As folhas se agitavam satisfeitas com a breve brisa que impulsionava os galhos que as ostentavam. Por entre as folhagens, reluziam os raios de sol que se seguiam insistentemente até o quanto conseguissem atingir. 
Logo abaixo, as sombras formadas tentavam sincronizar a dança conforme a coreografia ditada pelo vento e o sol morno matutino, sem que permitissem ranhuras indeléveis no solo por onde seu espectro passava. 
As plantas delimitavam aquela pequena área externa ao Primeiro Estágio, demonstrando a persistência da vida por entre tantos sofrimentos, como se fosse um pequeno jardim de Burle Marx criado propositadamente para se aquebrantar a sensação de estarmos num hospital, e num lugar que indicava o quanto estávamos por um fio. 
Até aquele lugar aberto, as auxiliares de enfermagem estendiam o cabo de ar comprimido que alimentava o respirador Bird,que continuamente inflava a vida em mim. 
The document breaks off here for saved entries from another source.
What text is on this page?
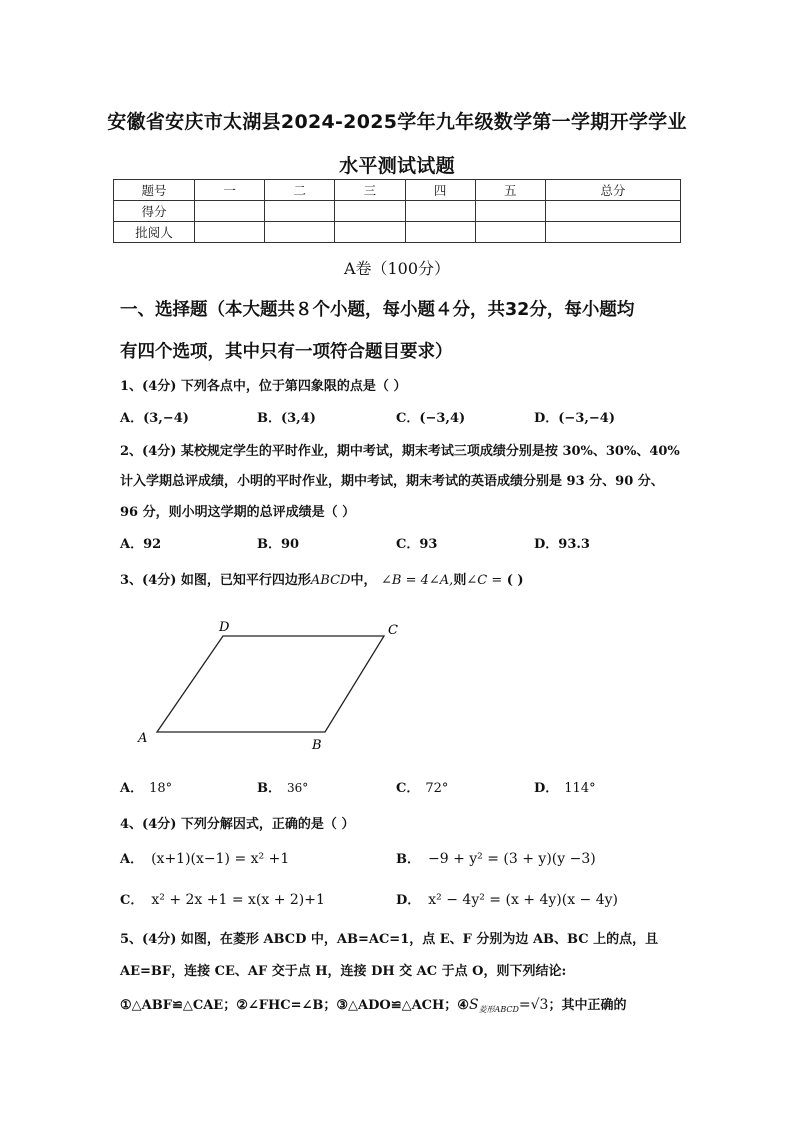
安徽省安庆市太湖县2024-2025学年九年级数学第一学期开学学业
水平测试试题
题号	一	二	三	四	五	总分
得分						
批阅人						
A卷（100分）
一、选择题（本大题共８个小题，每小题４分，共32分，每小题均
有四个选项，其中只有一项符合题目要求）
1、(4分) 下列各点中，位于第四象限的点是（ ）
A．(3,−4)	B．(3,4)	C．(−3,4)	D．(−3,−4)
2、(4分) 某校规定学生的平时作业，期中考试，期末考试三项成绩分别是按 30%、30%、40%
计入学期总评成绩，小明的平时作业，期中考试，期末考试的英语成绩分别是 93 分、90 分、
96 分，则小明这学期的总评成绩是（ ）
A．92	B．90	C．93	D．93.3
3、(4分) 如图，已知平行四边形ABCD中， ∠B = 4∠A,则∠C = ( )
A	B
C
D
A． 18°	B． 36°	C． 72°	D． 114°
4、(4分) 下列分解因式，正确的是（ ）
A． (x+1)(x−1) = x² +1	B． −9 + y² = (3 + y)(y −3)
C． x² + 2x +1 = x(x + 2)+1	D． x² − 4y² = (x + 4y)(x − 4y)
5、(4分) 如图，在菱形 ABCD 中，AB=AC=1，点 E、F 分别为边 AB、BC 上的点，且
AE=BF，连接 CE、AF 交于点 H，连接 DH 交 AC 于点 O，则下列结论:
①△ABF≌△CAE；②∠FHC=∠B；③△ADO≌△ACH；$④S_{菱形ABCD}=√3$；其中正确的
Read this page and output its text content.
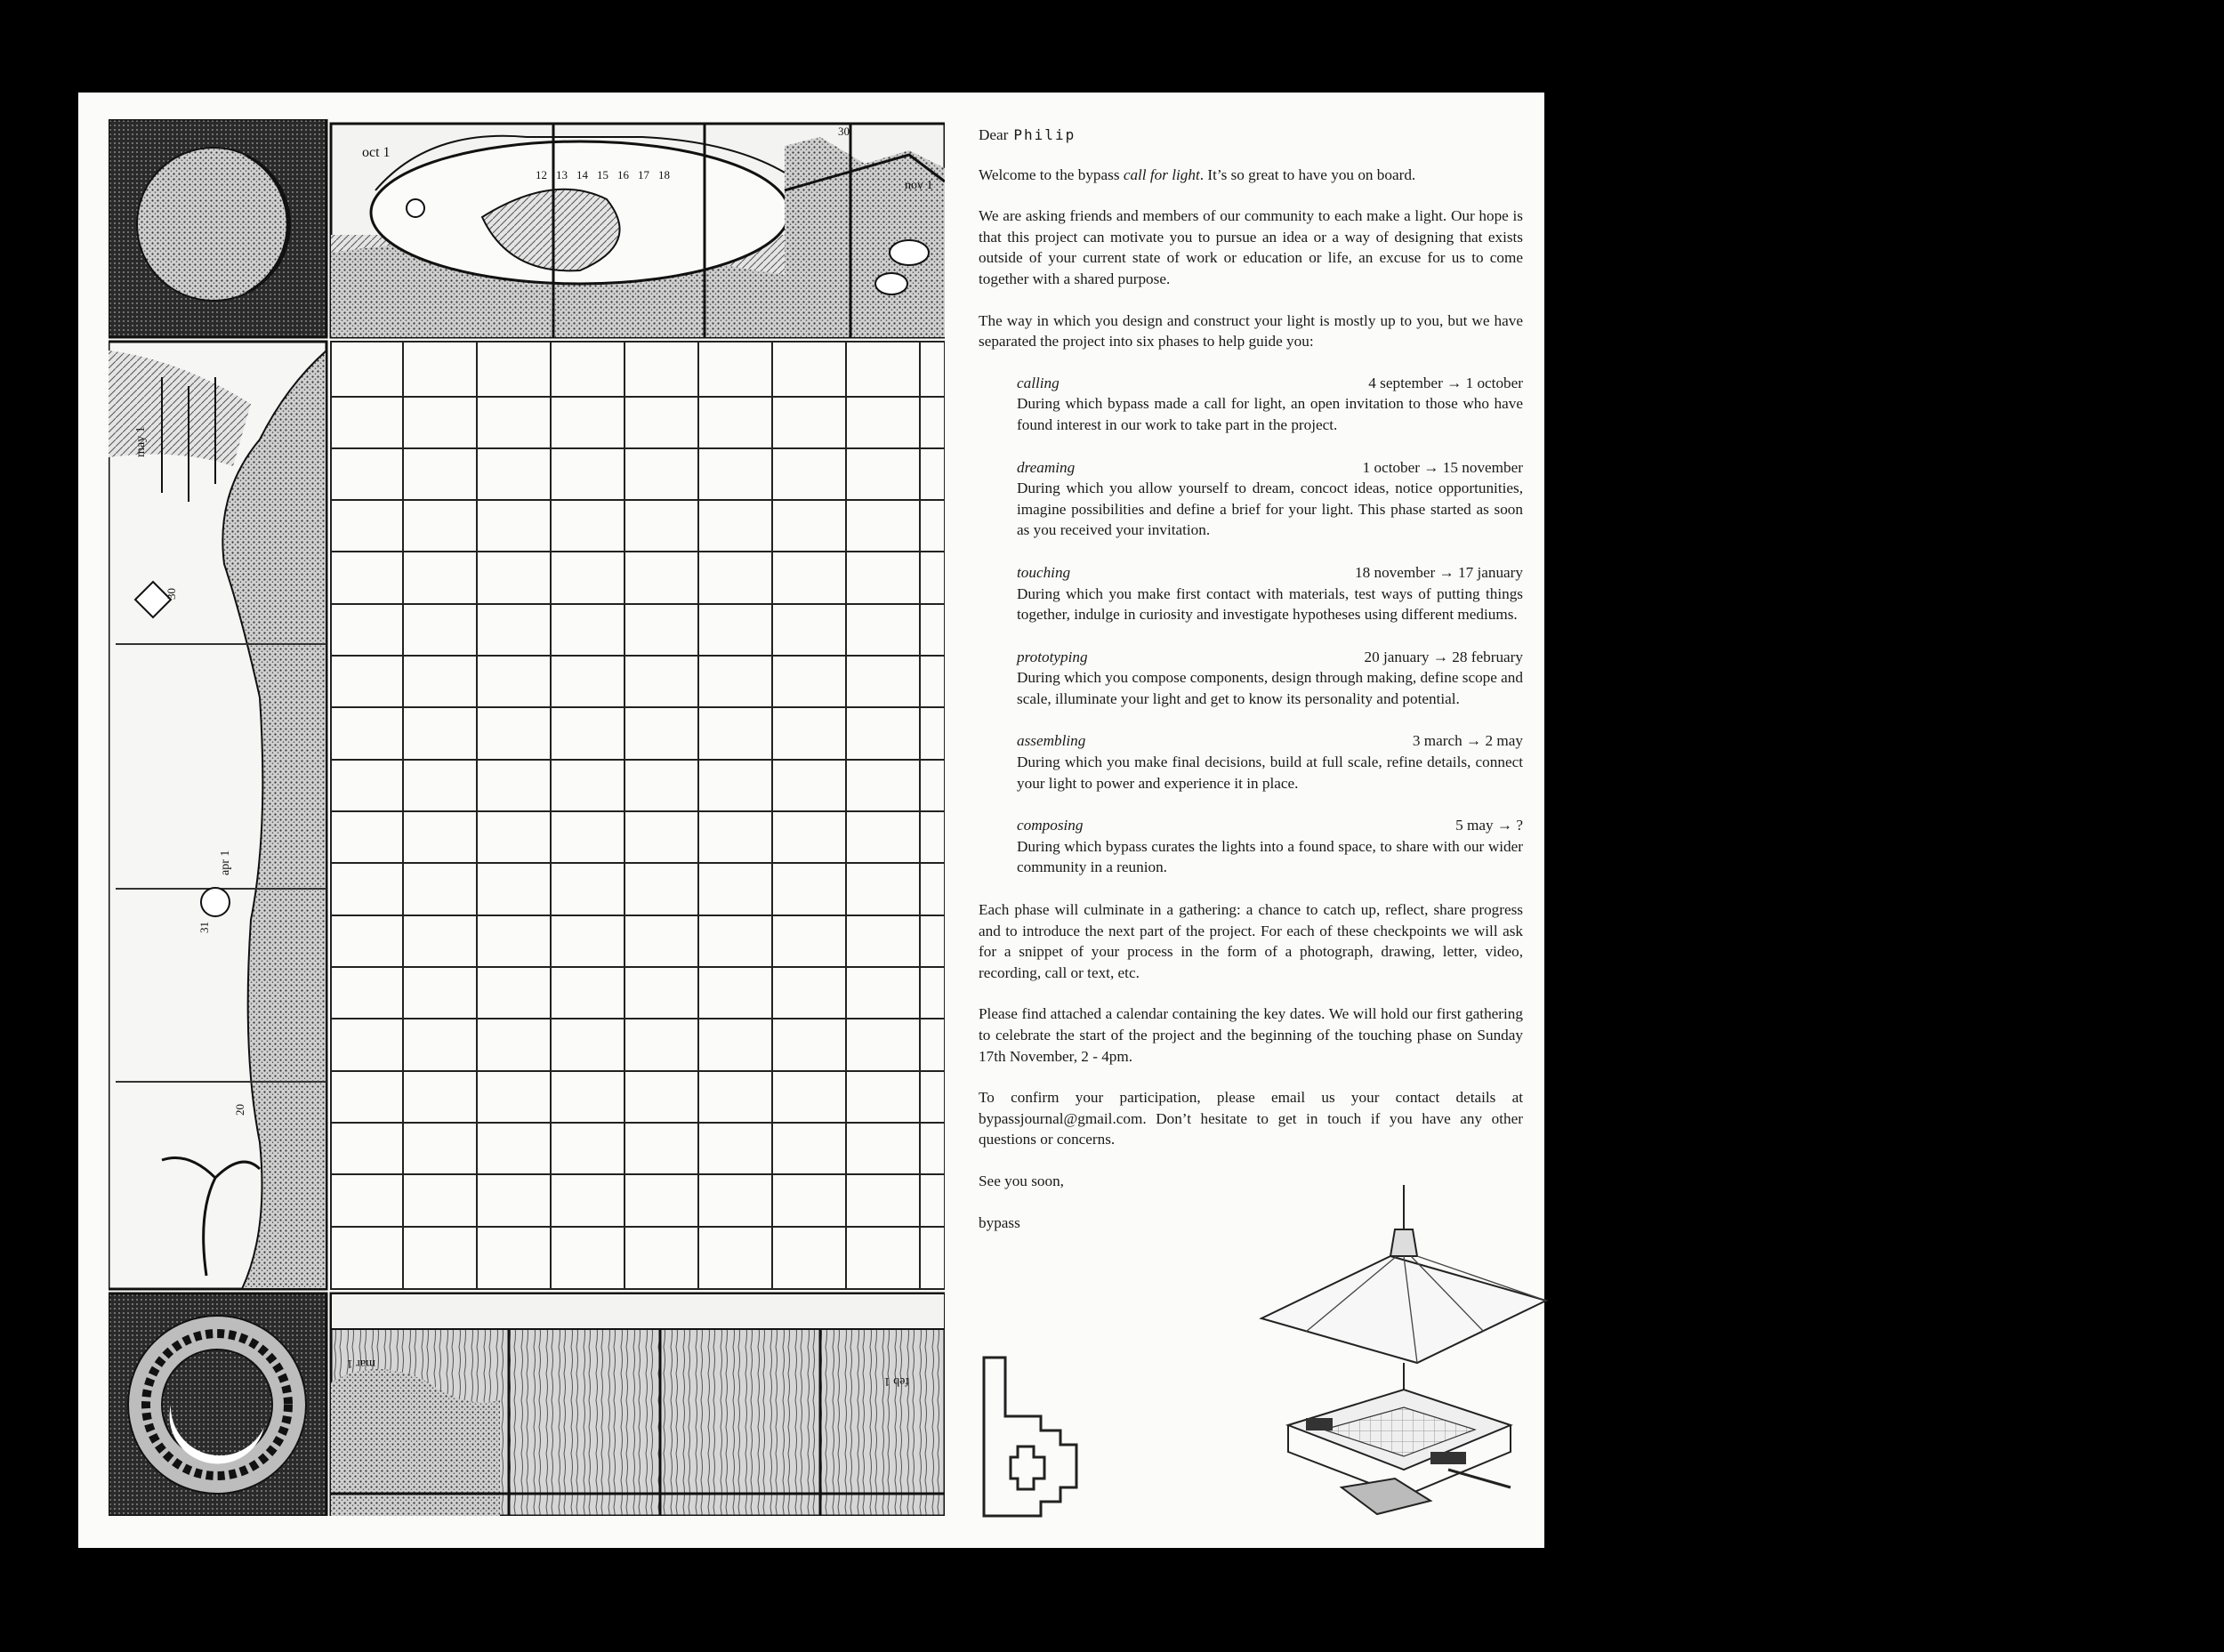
oct 1
nov 1
12 13 14 15 16 17 18
30
may 1
apr 1
30
31
20
mar 1
feb 1
Dear Philip

Welcome to the bypass call for light. It’s so great to have you on board.

We are asking friends and members of our community to each make a light. Our hope is that this project can motivate you to pursue an idea or a way of designing that exists outside of your current state of work or education or life, an excuse for us to come together with a shared purpose.

The way in which you design and construct your light is mostly up to you, but we have separated the project into six phases to help guide you:

calling	4 september → 1 october
During which bypass made a call for light, an open invitation to those who have found interest in our work to take part in the project.
dreaming	1 october → 15 november
During which you allow yourself to dream, concoct ideas, notice opportunities, imagine possibilities and define a brief for your light. This phase started as soon as you received your invitation.
touching	18 november → 17 january
During which you make first contact with materials, test ways of putting things together, indulge in curiosity and investigate hypotheses using different mediums.
prototyping	20 january → 28 february
During which you compose components, design through making, define scope and scale, illuminate your light and get to know its personality and potential.
assembling	3 march → 2 may
During which you make final decisions, build at full scale, refine details, connect your light to power and experience it in place.
composing	5 may → ?
During which bypass curates the lights into a found space, to share with our wider community in a reunion.

Each phase will culminate in a gathering: a chance to catch up, reflect, share progress and to introduce the next part of the project. For each of these checkpoints we will ask for a snippet of your process in the form of a photograph, drawing, letter, video, recording, call or text, etc.

Please find attached a calendar containing the key dates. We will hold our first gathering to celebrate the start of the project and the beginning of the touching phase on Sunday 17th November, 2 - 4pm.

To confirm your participation, please email us your contact details at bypassjournal@gmail.com. Don’t hesitate to get in touch if you have any other questions or concerns.

See you soon,

bypass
Nesse novo ambiente, eu me habituei à minha rotina matutina de tomar o café da manhã regado a banho de sol nessa área externa, antes do verdadeiro e tão esperado banho no leito. O que também ali servia como minha ampla sala de estar para as visitas. 
Aquele solário era o meu lugar para pensar nos tantos outros assuntos a serem tratados à tarde com os meus amigos; e também na vida: para vê-la dar continuidade no barulho dos acontecimentos, ou em algum saltitar dos poucos pássaros que por ali ousavam passar. 
Era ali mesmo que eu me refazia, onde passou a ser o meu refúgio para descansar de toda aquela clausura maçante. Para completar, todo aquele sol ainda me dava todo um aspecto bronzeado e saudável, em plena UTI...
A analogia fazia parecer com que eu fosse aquele prisioneiro que ansiava por aquela horinha de sol. E assim, quando eu recebia aquela luz, parecia conter toda uma gama de raios que mantinham e fortaleciam minha esperança, aquela que mais dia menos dia a minha redenção chegaria – quando, então, minha pena naquele ergástulo teria sido cumprida, livrando minha alma ou meu corpo. 
No meu íntimo, e não exteriorizada também, surgia e crescia, quase que diariamente, uma necessidade incontida de verdadeiramente celebrar a alegria de viver e continuar vivo. 
E dessa forma por vezes procedia, como um dia daqueles, só de fralda de pano, tomando sol e escutando Beethoven... (O Freunde, nicht diese Töne!... Sondern laβt uns angenehmere anstimmen... und freudenvollere!... Freude!... Freude, schöner Götterfunken, Tochter aus Elysium!... Wir betreten feuertrunken... Himmelische, dein Heiligtum!...)[1]
Aquela semana ao menos não estava sozinho lá fora. 
Era terça-feira, aquele dia da faxina geral e de tudo que era deslocado para uma lavagem bastante criteriosa. Uma equipe de limpeza agilizava os procedimentos para que não atrapalhasse o andamento do trabalho de rotina do Primeiro Estágio. Afinal, a partir das onze horas, começavam a chegar os pacientes que saíam do centro cirúrgico, dia também de maiores intervenções operatórias, tal quando ocorreram as minhas.
 Contava com a feliz companhia de dois colegas de UTI e de uma auxiliar de enfermagem que vez ou outra fazia alguns procedimentos, embora o silêncio mais indicasse não haver ninguém por ali. A barreira visual feita por biombos para um deles lhe conferia maior privacidade em seu banho de sol. 
Éramos três seres vivos inânimes e inertes ao lado de tantas plantas sacolejantes e viçosas. Na parte interna, restava apenas uma senhora quase septuagenária, Dona Monserrat, em coma profundo havia quase dez anos. 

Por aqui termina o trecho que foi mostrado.